Most important to farmer and winemaker Michel Villeneuve, haskap berries, their name derived from a word in the rare Hokkaido Ainu language, also make a very fine fruit wine – a beverage that Villeneuve has been producing since 2017.
The history of his farm, Les Vergers Villeneuve and Blueberry Farm where he makes the wine, has its own rich history.
“This farm is 175 years old and has been in my family for 125 years,” Villeneuve says. “My great-grandfather was a dairy farmer here, but we converted it after the 1998 ice storm. He retired from farming – after ten days without power.”
For the last seven years, Villeneuve’s haskap wine has been part of a robust lineup of 19 fruit wines made on the 16-hectare farm, open to the public, on Rollin Road in the village of Saint-Pascal-Baylon.
“A friend of mine had been making fruit wine for about 40 years and used my blueberries. His kids didn’t want the business, so he asked me if I would take over. After I retired, I had the time and spent a year with him learning,” Villeneuve says.
He then bought all of his friend’s equipment and had it shipped and re-installed, including dismantling, board-by-board, his friend’s barn and rebuilding it.
Villeneuve’s six or seven hectares of planted crops, along with Mother Nature, generously provides the growing conditions for his wine’s raw ingredients: 2,000 blueberry plants, 3,600 raspberry plants, 500 cherry bushes and 50 grape vines along with 450 apple trees (with 25 varieties), 25 pear trees and rhubarb.
When the weather permits, Villeneuve will have hundreds of customers arrive to pick their own seasonal berries over the summer and fall.
As for the process of making fruit wine, it’s basically the same as traditional wine made from grapes as it is done around the world, he says.

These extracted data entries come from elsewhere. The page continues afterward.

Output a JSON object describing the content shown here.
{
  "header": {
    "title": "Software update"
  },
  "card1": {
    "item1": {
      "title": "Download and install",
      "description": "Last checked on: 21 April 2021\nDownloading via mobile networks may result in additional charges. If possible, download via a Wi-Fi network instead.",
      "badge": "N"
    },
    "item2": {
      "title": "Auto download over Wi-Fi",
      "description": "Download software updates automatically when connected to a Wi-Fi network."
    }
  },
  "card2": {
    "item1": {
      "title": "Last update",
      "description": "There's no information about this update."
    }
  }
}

The fruit wine portfolio includes apple, peach, cranberry, strawberry, blueberry, chokeberry (not chokecherry), cherry and elderberry; there is also a cooking wine made with garlic scapes.

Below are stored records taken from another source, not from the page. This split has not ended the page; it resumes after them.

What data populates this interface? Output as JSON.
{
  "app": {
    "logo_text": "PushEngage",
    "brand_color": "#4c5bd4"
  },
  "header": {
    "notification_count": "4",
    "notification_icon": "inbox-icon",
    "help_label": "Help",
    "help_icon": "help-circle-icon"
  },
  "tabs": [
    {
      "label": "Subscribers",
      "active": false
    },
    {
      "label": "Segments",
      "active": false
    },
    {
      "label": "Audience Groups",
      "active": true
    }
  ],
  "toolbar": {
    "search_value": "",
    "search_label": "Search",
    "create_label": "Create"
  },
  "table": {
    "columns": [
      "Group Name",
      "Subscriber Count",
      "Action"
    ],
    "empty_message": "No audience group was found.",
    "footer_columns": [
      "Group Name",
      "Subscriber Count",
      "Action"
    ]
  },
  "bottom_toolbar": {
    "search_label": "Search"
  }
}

“For the blueberry wine, we put 140-lbs of blueberries in the barrel, and we add water, yeast and sugar. It takes them about ten days to ferment and then four weeks of processing before bottling,” he says.
The blueberry wine is by far Villeneuve’s most popular: on the scale of dry to sweet wines he produces, blueberries are right in the middle. Blueberry wine and Brie make a good pairing: just recollect the number of times you’ve seen warm, pastry-wrapped Brie served with a blueberry compote at a restaurant to get the idea.
Of course, the ingredients and method of the recipe above brushes over the experience and trial-and-error learning-curve knowledge, gained over many years, that Les Vergers Villeneuve has perfected.
Inside the comfortable temperature-controlled barn and adjoining buildings, a couple of employees are busy bottling wine; there’s the faintest fruity-yeasty aroma wafting through the air.
Several large blue-plastic barrels of fermenting fruit and juice sit adjacent to beautifully shaped and corked narrow-necked glass demijohns filled and ready for bottling.
Les Vergers Villeneuve is a relatively small producer compared to some fruit winemakers across the province and into Quebec: roughly 13,000 bottles each year.
Where the tastings take place, Villeneuve describes the display shelves of wines as “serpentine,” winding from left to right and from dry (with no or little residual sugar), semi-dry and sweet to dessert, chilled and sparkling. Wines are analyzed by the LCBO Lab.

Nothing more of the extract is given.